In the current study, we have focused on the design, development and in-vitro evaluation of d-α-tocopheryl polyethylene glycol 1000 succinate modified amphotericin B (AmB) and paromomycin (PM) loaded solid lipid nanoparticles (TPGS-SLNPs) by emulsion-solvent evaporation method. The optimized TPGS-SLNPs had a mean particle size of 199.4 ± 18.9 nm with a polydispersity index of 0.22 ± 0.14 and entrapment efficiency for AmB and PM was found to be 94 ± 1.5 % and 89 ± 0.50 % respectively. The prepared lipid nanoparticles were characterized by Powdered X-ray diffraction study, Fourier transform infrared spectroscopy, Nuclear magnetic resonance spectroscopy to confirm the absence of any interaction between lipids and drugs. The developed formulation showed a sustained drug release over a period of 48 h and were stable at different temperatures. Finally, TPGS-SLNPs (1 μg/mL) was found to significantly (P < 0.001) mitigate the intra-cellular amastigote growth compared to free AmB. The results obtained suggest TPGS-SLNPs could be an efficient carrier for delivering poorly water-soluble drugs and efficiently enhance its therapeutic potential.

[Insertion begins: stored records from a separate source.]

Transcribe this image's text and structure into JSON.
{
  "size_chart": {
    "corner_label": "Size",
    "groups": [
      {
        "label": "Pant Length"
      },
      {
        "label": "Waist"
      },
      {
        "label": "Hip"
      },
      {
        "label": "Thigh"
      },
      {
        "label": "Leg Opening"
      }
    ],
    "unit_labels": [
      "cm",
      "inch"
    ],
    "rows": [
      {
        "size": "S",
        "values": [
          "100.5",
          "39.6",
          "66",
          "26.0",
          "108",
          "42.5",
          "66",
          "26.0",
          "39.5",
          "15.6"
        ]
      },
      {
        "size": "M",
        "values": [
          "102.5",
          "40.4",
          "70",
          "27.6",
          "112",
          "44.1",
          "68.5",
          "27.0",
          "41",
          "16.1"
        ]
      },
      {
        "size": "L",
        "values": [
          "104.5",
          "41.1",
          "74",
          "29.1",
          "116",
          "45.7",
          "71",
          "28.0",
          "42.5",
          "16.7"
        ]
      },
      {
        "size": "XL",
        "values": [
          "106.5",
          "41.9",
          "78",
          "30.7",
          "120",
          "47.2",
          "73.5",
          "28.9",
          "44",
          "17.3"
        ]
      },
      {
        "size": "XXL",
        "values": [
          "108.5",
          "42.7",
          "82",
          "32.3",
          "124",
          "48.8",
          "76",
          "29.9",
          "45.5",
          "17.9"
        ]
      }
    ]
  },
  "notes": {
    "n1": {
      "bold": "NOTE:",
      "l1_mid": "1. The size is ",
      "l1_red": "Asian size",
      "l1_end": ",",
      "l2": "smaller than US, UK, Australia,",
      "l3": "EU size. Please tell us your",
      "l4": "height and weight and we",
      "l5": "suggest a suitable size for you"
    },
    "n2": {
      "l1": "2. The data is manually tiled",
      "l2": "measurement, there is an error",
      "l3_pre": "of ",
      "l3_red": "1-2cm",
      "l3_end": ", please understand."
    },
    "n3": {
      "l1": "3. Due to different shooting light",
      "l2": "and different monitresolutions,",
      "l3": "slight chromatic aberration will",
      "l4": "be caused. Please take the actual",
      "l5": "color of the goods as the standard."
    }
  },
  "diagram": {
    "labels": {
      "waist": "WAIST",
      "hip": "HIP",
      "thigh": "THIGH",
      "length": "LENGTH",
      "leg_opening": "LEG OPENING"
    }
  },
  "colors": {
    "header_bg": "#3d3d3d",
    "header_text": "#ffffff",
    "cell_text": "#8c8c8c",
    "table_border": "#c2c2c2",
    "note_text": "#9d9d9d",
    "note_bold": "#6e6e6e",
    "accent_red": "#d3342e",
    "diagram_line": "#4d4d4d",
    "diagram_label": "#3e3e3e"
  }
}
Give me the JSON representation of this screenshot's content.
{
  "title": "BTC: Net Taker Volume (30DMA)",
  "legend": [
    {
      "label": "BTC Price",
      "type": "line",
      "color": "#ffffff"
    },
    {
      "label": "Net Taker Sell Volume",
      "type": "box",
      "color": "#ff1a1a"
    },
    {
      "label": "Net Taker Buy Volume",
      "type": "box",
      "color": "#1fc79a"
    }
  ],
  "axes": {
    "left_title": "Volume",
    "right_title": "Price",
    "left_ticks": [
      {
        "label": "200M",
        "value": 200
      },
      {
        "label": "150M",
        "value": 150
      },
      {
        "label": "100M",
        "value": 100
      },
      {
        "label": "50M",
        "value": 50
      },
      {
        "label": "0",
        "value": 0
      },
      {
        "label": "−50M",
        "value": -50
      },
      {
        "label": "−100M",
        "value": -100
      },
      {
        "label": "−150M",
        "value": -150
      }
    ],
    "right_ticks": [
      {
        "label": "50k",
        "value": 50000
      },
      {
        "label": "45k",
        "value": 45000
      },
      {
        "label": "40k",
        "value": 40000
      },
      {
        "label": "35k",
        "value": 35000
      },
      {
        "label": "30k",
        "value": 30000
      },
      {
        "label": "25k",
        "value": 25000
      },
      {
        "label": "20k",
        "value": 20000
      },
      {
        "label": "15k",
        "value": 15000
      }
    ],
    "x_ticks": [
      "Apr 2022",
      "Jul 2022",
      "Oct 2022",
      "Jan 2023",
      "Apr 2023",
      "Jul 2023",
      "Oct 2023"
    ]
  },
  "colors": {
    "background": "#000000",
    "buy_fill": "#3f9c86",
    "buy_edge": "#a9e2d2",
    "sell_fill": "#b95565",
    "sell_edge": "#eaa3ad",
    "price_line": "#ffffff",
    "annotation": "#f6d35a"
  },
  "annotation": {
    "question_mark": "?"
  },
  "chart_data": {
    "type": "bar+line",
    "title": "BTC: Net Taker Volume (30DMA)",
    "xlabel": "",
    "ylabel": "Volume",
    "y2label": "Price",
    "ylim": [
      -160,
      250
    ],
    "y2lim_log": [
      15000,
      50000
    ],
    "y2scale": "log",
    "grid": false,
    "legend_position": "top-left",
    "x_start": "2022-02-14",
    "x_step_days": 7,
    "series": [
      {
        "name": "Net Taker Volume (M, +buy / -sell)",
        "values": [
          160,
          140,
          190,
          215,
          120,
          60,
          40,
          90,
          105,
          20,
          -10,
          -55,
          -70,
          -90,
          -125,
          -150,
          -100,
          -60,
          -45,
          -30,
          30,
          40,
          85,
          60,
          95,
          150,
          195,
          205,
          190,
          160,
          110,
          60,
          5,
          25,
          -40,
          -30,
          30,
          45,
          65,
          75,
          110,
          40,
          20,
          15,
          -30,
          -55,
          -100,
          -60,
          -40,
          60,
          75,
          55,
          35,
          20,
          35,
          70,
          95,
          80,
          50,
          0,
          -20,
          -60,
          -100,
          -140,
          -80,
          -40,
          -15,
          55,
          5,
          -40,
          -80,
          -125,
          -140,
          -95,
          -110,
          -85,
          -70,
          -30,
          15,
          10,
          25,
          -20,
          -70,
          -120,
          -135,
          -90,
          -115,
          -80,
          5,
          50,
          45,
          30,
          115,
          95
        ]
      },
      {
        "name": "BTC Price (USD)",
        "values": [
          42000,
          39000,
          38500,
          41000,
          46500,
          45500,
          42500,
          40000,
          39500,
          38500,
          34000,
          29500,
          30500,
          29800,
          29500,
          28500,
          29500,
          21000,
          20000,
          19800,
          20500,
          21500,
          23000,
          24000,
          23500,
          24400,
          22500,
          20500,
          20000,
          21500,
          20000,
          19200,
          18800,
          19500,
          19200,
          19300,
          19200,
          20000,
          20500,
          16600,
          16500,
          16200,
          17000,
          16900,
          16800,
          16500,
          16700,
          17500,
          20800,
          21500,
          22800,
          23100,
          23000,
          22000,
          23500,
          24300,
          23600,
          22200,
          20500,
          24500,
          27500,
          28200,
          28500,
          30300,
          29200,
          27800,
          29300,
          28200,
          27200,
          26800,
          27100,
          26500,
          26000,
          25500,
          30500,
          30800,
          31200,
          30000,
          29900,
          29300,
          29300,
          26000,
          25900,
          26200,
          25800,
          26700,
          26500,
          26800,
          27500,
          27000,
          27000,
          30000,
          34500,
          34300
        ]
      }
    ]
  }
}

在当前的研究中，我们专注于d的设计，开发和体外评估-α-生育酚聚乙二醇1000琥珀酸酯修饰的两性霉素B（AmB）和巴龙霉素（PM）负载的固体脂质纳米颗粒（TPGS-SLNPs）通过乳液-溶剂蒸发法制备。优化的TPGS-SLNPs的平均粒径为199.4±18.9 nm，多分散指数为0.22±0.14，AmB和PM的包封效率分别为94±1.5％和89±0.50％。通过粉末X射线衍射研究，傅立叶变换红外光谱，核磁共振光谱对制备的脂质纳米颗粒进行表征，以确认脂质与药物之间不存在任何相互作用。所开发的制剂在48小时内显示出持续的药物释放，并且在不同温度下稳定。最后，发现TPGS-SLNPs（1μg/ mL）显着（P <0。001）与游离AmB相比，可减轻细胞内鞭毛体的生长。所获得的结果表明，TPGS-SLNPs可能是递送水溶性差的药物并有效增强其治疗潜力的有效载体。